Mow is a verb meaning to cut down or trim with a cutting tool, especially grass or crops, often in a broad, sweeping motion. It can also refer to cutting down plants in other contexts or to the action of moving over a surface in a way that removes or piles up material. The term emphasizes a repetitive, mechanical cutting action.
"He will mow the lawn this afternoon."
"Farmers mow the fields to harvest the hay."
"The landscaper mowed the tall weeds near the fence."
"She mowed the garden to keep the hedges neat."

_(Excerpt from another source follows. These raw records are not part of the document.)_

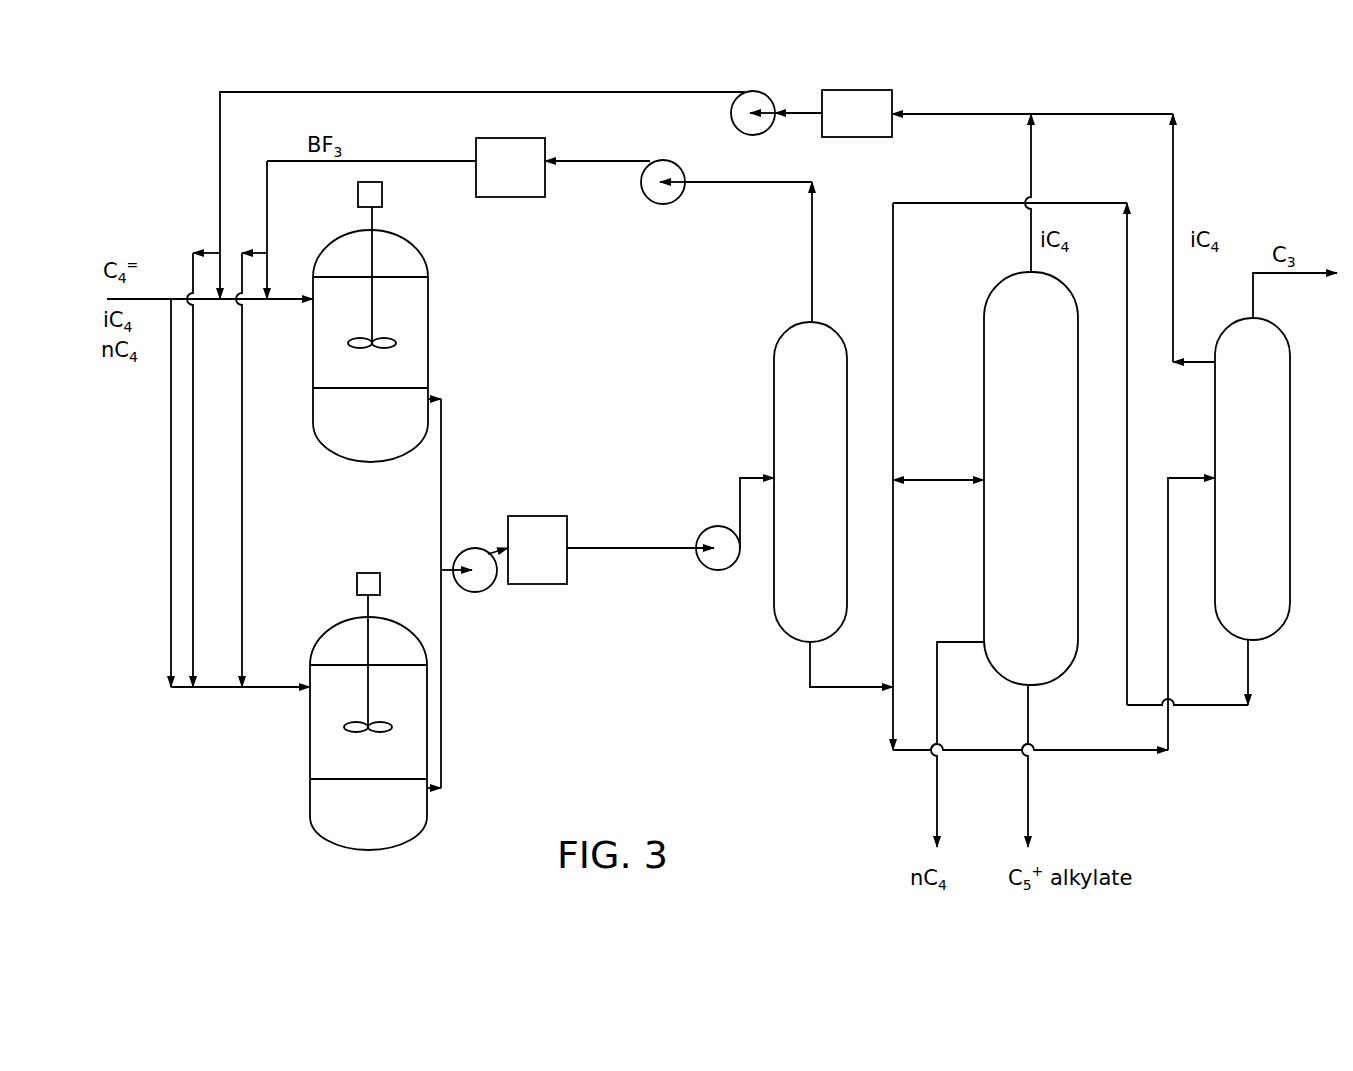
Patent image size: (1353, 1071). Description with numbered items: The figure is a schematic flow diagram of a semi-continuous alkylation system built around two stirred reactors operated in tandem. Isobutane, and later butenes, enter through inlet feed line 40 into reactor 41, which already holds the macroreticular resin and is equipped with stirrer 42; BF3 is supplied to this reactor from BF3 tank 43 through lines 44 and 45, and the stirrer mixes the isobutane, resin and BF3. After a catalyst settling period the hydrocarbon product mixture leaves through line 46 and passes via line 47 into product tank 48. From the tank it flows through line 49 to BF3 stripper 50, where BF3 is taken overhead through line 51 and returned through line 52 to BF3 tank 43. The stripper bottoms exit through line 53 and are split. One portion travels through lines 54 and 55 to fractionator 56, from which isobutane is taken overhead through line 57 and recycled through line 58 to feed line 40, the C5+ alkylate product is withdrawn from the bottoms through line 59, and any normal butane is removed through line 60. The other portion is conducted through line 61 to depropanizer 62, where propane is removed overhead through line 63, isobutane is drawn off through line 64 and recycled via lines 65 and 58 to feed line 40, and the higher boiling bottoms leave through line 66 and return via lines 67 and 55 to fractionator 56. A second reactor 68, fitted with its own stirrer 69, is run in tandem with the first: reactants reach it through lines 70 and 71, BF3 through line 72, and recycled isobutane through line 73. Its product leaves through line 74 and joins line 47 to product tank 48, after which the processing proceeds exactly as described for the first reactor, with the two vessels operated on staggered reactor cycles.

The inlet feed line 40 is at (178, 297).
The reactor 41 is at (313, 349).
The stirrer 42 is at (374, 218).
The BF3 tank 43 is at (493, 138).
The BF3 line 44 is at (365, 161).
The BF3 line 45 is at (267, 210).
The reactor withdrawal line 46 is at (445, 463).
The product line 47 is at (493, 548).
The product tank 48 is at (538, 515).
The stripper feed line 49 is at (628, 546).
The BF3 stripper 50 is at (774, 408).
The stripper overhead line 51 is at (813, 266).
The BF3 recycle line 52 is at (742, 186).
The stripper bottoms line 53 is at (806, 660).
The fractionator feed line 54 is at (895, 592).
The fractionator inlet line 55 is at (942, 481).
The fractionator 56 is at (984, 412).
The fractionator overhead line 57 is at (1033, 163).
The isobutane recycle line 58 is at (962, 118).
The alkylate product line 59 is at (1030, 719).
The normal butane line 60 is at (933, 807).
The depropanizer feed line 61 is at (890, 718).
The depropanizer 62 is at (1290, 503).
The propane overhead line 63 is at (1255, 297).
The depropanizer isobutane line 64 is at (1197, 370).
The isobutane recycle line 65 is at (1175, 198).
The depropanizer bottoms line 66 is at (1250, 673).
The bottoms recycle line 67 is at (1124, 575).
The second reactor 68 is at (310, 750).
The stirrer 69 is at (368, 602).
The reactant line 70 is at (171, 563).
The reactant line 71 is at (214, 692).
The BF3 line 72 is at (242, 563).
The isobutane recycle line 73 is at (193, 563).
The second reactor product line 74 is at (443, 675).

Mow traces to Old English mowan, related to the German mahen and Dutch melden, with roots in the Proto-Germanic word *mawjan- meaning ‘to mow, cut down’. The verb appears in Old English in forms such as mowan, mowen, and mow; early senses centered on cutting or clipping vegetation. Through Middle English, the sense broadened to include cutting crops, grass, or hay, and also to laying waste or striking down, as in warfare or metaphorical usage. By the 16th–17th centuries, mow was well established in rural English to describe the act of cutting grasses and crops as part of land management and farming cycles. The noun mow (as in a manger) is from different origins and unrelated to mowing; the verb sense evolved alongside agricultural practices, remaining productive in agricultural and landscape contexts. Over time, ‘mow’ developed collocations such as mow the lawn, mow the field, and mowing season, while in American English it remains a staple verb across gardening and farming. The evolution reflects historical mowing technologies (scythes, sickles, later lawn mowers) and the cultural emphasis on orderly management of grass and crops. First known use as a verb in Old English appears in texts dating before the 12th century, with continued usage in Middle English and modern farming discourse.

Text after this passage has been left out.